Conventional wisdom had it that the Chargers had simply hit a wall trying to deal with the city and, specifically, City Attorney Mike Aguirre.

Let’s be clear. That’s not totally incorrect. I couldn’t fathom a circumstance in which the Chargers negotiated and then managed to build a new stadium working all the while with Aguirre and the current state of affairs at the city.

Unimaginable.

But, that’s not exactly why the Chargers walked away from the Mission Valley proposal they had been trumpeting for several years.

As I wrote back then Chargers’ Special Counsel Mark Fabiani made an important point when he explained why the Chargers were unable to ink a deal with a development partner. Remember, the Chargers’ proposal was relatively simple: They wanted control of city land that they could turn into 6,000 condominiums. The profits from that development would pay for a stadium.

Here’s what I wrote:

Fabiani said the Chargers courted three types of potential development partners. The first group was interested, but then, they weren’t. The second group, simply didn’t have the means to put up that much cash now.

And the third group … well, I’ll let him tell it.

“There was a third group that said, ‘This project is interesting but you’re assuming that the housing market is going to remain really strong and we don’t necessarily share your view of the housing market in San Diego,” Fabiani said.

In other words, “we don’t think we would be able to sell 6,000 condominiums for how much you think we’d be able to sell them.”

So let’s think back. Say the Chargers had found a development partner who was willing to weather the storm at City Hall and had the cash to put up. Let’s say the team had found a company that didn’t recognize the trouble brewing in the real estate industry and, specifically, the San Diego condo market.

They would have gone forward with a ballot initiative for November 2006, right? Then, assuming voters approved it, they would right now be finishing up plans for construction of 6,000 new condos — in Mission Valley of all places.

Nausea, er, Mission Valley

There are more homes on the market then there ever have been in San Diego. Foreclosures are exploding in number. Chula Vista officials, once drunk on the housing boom, are freaking out.

Downtown developers are trying to figure out how they’re going to sell about 1,700 new condos that either have been built there or are just about done — all this at the same time condo owners downtown are trying to sell more than 500 of their own units.
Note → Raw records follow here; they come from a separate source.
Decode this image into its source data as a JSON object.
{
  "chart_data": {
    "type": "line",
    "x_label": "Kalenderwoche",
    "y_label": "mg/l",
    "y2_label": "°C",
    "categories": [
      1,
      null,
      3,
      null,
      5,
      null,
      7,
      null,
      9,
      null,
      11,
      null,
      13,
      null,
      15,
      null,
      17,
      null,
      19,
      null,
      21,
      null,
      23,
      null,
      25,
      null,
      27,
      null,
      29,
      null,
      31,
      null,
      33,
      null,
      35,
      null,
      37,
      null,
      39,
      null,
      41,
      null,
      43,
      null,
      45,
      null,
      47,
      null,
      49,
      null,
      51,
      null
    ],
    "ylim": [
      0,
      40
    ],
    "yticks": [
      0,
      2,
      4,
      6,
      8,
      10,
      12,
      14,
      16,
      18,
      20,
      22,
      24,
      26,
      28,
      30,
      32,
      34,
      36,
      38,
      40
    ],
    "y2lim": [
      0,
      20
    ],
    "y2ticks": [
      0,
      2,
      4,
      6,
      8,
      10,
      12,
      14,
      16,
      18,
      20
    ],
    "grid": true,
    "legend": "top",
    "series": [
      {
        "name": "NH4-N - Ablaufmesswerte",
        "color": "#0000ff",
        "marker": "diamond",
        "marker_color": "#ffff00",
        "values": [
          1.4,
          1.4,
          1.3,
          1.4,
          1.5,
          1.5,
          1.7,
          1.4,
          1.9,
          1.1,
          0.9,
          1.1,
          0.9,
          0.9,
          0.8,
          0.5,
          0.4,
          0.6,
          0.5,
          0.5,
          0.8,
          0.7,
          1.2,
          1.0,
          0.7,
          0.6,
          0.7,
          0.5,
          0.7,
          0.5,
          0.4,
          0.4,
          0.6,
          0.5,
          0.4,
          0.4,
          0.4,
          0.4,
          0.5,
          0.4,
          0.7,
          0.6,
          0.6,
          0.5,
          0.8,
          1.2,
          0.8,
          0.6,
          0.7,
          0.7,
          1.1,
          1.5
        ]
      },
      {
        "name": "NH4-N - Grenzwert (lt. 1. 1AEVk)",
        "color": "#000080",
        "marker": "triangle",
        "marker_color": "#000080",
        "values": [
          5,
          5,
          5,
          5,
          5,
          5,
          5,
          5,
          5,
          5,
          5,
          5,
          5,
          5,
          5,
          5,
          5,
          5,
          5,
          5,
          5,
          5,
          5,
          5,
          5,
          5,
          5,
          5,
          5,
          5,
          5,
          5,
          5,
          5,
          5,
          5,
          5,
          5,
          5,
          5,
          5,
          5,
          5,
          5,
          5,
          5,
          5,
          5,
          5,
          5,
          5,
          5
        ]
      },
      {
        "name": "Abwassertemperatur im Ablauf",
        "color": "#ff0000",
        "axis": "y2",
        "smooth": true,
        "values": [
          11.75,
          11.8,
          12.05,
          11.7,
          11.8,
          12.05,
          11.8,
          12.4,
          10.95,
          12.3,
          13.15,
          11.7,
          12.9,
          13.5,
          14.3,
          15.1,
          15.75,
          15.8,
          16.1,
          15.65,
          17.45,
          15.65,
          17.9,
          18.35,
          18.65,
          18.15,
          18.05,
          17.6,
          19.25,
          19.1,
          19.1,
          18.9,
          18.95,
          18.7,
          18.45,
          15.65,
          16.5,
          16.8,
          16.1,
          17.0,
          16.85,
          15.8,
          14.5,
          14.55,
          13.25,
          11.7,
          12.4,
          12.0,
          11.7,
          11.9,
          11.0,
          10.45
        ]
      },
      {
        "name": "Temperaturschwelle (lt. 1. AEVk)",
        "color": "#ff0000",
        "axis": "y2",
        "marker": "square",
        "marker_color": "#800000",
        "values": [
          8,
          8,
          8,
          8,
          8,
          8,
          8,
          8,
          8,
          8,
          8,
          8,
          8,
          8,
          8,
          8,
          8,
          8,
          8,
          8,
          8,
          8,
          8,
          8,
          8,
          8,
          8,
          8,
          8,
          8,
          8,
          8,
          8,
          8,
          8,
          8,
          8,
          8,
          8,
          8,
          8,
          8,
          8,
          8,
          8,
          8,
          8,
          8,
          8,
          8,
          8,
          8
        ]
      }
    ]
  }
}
As Kelly Bennett recently reported, condo developers downtown are deciding against finishing their projects or choosing to turn them into hotels instead.

It’s in this climate that the Chargers were set to add 6,000 new condos in Nausea Valley.

It just wouldn’t have worked. Had they gone forward with the plan and built them in this slumping market, they’d have broken the already bent back of whichever homebuilder they worked with: Hovnanian, Lennar, etc.

Most likely, though, they would have seen what’s happening now and pulled out.

Like I said, the city of San Diego’s dysfunction may very well have killed the proposal. But it probably never would have gotten the chance.